As for the "obvious improvement available here" comments
in strcstr.c, based on the location and indentation of
these comments, and the corresponding code in strstr.c,
I believe the original author meant that the comments
should be replaced by if statements like this:

        if( uc[*little] == uc[*big] )

I believe the original author was not worried about
the overhead of calling a function in a loop, and
therefore was not suggesting inlining the PL_strncasecmp
calls.
Attachment #310755 - Attachment is obsolete: true
Comment on attachment 323305 [details] [diff] [review]
V3: Updated and fully tested patch (by Alfred Kayser)

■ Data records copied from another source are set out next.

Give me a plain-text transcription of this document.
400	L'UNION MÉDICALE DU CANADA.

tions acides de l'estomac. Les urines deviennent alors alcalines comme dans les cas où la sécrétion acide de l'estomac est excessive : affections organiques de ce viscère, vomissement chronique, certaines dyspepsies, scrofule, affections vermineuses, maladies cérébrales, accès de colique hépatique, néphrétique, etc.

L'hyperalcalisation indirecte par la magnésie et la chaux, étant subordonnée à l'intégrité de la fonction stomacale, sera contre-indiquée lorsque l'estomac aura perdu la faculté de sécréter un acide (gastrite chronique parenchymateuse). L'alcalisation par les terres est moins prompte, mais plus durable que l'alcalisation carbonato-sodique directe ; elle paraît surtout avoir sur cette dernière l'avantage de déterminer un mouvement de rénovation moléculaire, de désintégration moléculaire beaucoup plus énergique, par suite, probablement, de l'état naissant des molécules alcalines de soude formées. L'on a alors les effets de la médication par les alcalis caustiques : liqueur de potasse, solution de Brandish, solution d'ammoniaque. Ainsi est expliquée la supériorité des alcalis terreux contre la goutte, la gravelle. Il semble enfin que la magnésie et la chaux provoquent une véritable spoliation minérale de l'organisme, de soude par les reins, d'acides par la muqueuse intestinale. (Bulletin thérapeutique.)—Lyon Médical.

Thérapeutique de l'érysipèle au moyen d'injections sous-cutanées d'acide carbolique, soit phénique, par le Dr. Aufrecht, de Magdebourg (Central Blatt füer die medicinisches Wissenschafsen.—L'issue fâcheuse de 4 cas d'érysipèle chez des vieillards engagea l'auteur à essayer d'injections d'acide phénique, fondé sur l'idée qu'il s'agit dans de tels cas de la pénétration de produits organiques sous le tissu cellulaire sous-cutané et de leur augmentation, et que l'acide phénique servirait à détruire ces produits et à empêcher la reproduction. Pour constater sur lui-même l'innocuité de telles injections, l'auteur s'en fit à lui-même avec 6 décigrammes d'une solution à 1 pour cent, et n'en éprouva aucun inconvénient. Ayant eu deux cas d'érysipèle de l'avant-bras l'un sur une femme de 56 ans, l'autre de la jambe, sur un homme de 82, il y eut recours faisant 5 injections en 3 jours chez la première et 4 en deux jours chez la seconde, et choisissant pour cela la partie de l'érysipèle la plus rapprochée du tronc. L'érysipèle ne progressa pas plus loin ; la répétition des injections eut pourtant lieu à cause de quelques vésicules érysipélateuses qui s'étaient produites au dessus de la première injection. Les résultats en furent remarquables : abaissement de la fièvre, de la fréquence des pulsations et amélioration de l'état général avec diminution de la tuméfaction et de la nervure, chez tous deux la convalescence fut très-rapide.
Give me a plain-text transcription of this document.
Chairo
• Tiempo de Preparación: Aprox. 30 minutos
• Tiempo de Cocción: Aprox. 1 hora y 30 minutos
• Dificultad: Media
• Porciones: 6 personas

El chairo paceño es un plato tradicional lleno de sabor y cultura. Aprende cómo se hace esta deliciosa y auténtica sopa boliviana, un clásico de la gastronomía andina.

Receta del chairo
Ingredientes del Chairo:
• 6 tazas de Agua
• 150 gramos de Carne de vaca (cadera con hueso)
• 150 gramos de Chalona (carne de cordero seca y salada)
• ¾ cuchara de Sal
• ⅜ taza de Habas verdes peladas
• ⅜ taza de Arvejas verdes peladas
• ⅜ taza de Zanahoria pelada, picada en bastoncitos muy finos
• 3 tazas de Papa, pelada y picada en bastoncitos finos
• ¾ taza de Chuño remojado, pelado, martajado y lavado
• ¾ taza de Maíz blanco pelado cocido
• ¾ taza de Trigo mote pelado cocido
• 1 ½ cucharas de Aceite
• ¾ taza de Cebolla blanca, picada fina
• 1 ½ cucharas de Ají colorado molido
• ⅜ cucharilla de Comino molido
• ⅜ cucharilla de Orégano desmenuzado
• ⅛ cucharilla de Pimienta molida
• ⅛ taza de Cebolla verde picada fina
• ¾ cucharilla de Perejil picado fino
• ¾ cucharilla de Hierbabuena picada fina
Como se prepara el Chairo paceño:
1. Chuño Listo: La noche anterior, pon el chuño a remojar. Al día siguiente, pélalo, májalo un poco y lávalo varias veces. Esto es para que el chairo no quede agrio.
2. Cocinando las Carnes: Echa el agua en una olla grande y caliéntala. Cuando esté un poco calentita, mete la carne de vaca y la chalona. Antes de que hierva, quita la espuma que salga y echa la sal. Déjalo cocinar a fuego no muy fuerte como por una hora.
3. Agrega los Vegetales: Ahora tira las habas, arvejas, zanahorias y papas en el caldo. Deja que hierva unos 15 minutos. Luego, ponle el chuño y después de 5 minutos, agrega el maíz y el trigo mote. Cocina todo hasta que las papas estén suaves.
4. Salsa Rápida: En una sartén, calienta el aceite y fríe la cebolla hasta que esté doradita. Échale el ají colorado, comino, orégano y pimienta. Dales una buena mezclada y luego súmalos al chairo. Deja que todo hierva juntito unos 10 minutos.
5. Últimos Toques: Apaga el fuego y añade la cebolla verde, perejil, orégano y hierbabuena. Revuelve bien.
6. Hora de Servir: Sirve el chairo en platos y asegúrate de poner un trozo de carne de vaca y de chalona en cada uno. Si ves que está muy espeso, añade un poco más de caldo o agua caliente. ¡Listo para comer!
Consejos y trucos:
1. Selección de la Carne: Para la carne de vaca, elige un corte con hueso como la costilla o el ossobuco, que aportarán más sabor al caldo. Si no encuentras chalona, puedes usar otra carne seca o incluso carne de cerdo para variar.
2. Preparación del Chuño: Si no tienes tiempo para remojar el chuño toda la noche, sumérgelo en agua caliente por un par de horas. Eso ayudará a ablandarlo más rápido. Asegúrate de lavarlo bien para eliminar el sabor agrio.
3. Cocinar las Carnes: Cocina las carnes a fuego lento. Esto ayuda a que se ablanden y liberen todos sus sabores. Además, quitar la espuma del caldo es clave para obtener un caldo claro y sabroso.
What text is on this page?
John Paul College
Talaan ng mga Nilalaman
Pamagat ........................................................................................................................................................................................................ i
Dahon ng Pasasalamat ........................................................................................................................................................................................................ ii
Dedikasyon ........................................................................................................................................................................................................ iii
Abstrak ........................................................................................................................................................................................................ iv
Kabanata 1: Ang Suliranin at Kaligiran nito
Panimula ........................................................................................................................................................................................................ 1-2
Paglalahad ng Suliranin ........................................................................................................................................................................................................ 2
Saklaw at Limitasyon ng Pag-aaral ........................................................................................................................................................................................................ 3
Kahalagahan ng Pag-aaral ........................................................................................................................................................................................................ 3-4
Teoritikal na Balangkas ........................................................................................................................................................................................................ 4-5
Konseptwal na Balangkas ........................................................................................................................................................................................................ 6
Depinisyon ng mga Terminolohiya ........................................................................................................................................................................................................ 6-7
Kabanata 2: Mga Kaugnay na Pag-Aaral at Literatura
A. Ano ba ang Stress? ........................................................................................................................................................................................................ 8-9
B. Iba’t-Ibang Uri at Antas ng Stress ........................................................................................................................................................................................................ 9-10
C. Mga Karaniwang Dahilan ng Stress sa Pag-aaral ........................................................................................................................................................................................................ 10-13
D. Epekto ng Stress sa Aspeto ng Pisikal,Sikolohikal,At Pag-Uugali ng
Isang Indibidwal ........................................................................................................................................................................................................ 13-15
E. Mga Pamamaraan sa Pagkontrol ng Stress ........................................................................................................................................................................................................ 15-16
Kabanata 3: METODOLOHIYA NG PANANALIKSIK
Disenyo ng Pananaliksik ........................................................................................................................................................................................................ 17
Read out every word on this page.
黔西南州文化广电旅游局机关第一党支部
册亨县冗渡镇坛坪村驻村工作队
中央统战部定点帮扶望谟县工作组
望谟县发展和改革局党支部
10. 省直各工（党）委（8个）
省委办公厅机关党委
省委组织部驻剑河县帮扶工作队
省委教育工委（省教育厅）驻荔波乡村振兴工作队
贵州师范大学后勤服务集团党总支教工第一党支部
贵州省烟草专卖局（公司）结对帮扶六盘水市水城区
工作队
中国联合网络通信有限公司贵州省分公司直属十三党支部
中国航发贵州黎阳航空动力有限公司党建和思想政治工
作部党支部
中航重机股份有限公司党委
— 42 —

This patch should be V3, not V2.
Attachment #323305 - Attachment description: V2: Updated and fully tested patch (by Alfred Kayser) → V3: Updated and fully tested patch (by Alfred Kayser)
Inlining the PL_strncasecmp calls increases the code size
a little bit.  On Windows, with MSVC 2005, the size of
plc4.dll increases by 512 bytes:
Before: 14848 bytes
After:  15360 bytes (with patch V3 attachment 323305 [details] [diff] [review])
This allows the functions to share the |uc| table easily.
I checked in this patch on the NSPR trunk (NSPR 4.7.2).

Checking in Makefile.in;
/cvsroot/mozilla/nsprpub/lib/libc/src/Makefile.in,v  <--  Makefile.in
new revision: 1.34; previous revision: 1.33
done
RCS file: /cvsroot/mozilla/nsprpub/lib/libc/src/strcase.c,v
done
Checking in strcase.c;
/cvsroot/mozilla/nsprpub/lib/libc/src/strcase.c,v  <--  strcase.c
initial revision: 1.1
done
Removing strccmp.c;
/cvsroot/mozilla/nsprpub/lib/libc/src/strccmp.c,v  <--  strccmp.c
new revision: delete; previous revision: 3.7
done
Removing strcstr.c;
/cvsroot/mozilla/nsprpub/lib/libc/src/strcstr.c,v  <--  strcstr.c
new revision: delete; previous revision: 3.8
done
Updated Alfred's patch for the new strcase.c file.

Note: If we're worried about code size increase, we
can inline PL_strncasecmp for the most heavily used
function PL_strcasestr only.  This doesn't increase
the size of plc4.dll.
Attachment #323305 - Attachment is obsolete: true
Looking at the corresponding case-sensitive functions in strstr.c
(http://lxr.mozilla.org/seamonkey/source/nsprpub/lib/libc/src/strstr.c),
I think this patch is what the original author meant by
"obvious improvements".
Attachment #324146 - Flags: review?(nelson)
The last patch might be enough to get possibly 80% of the performance win of the whole patch... (the 80-20 rule)!
Comment on attachment 324146 [details] [diff] [review]
"Obvious improvements"


>     for( ; *big; big++ )
>-        /* obvious improvement available here */
>+        if( uc[*little] == uc[*big] )
>             if( 0 == PL_strncasecmp(big, little, ll) )

Wan-Teh, If I'm not mistaken, in the functions being altered by this 
proposed patch, big and little are pointers to char, and char is signed.  
If the char at *little has a value such as (say) 0xc5, that will be 
converted into an int whose value is 0xffffffc5, which is -59, and so 
it will index negatively past the beginning of the table.  

I notice that in the existing code in this file that does do operations
such as uc[*little], little is an unsigned char *.  

Am I mistaken?
Nelson, you're right.  Thanks for catching that!
Attachment #324146 - Flags: review?(nelson) → review-
Doesn't really meet the "wanted" criteria (security, stability, regression from maintenance release), but we'll look at a reviewed and baked patch.
Flags: wanted1.9.0.x?
Severity: normal → S3

The bug assignee is inactive on Bugzilla, so the assignee is being reset.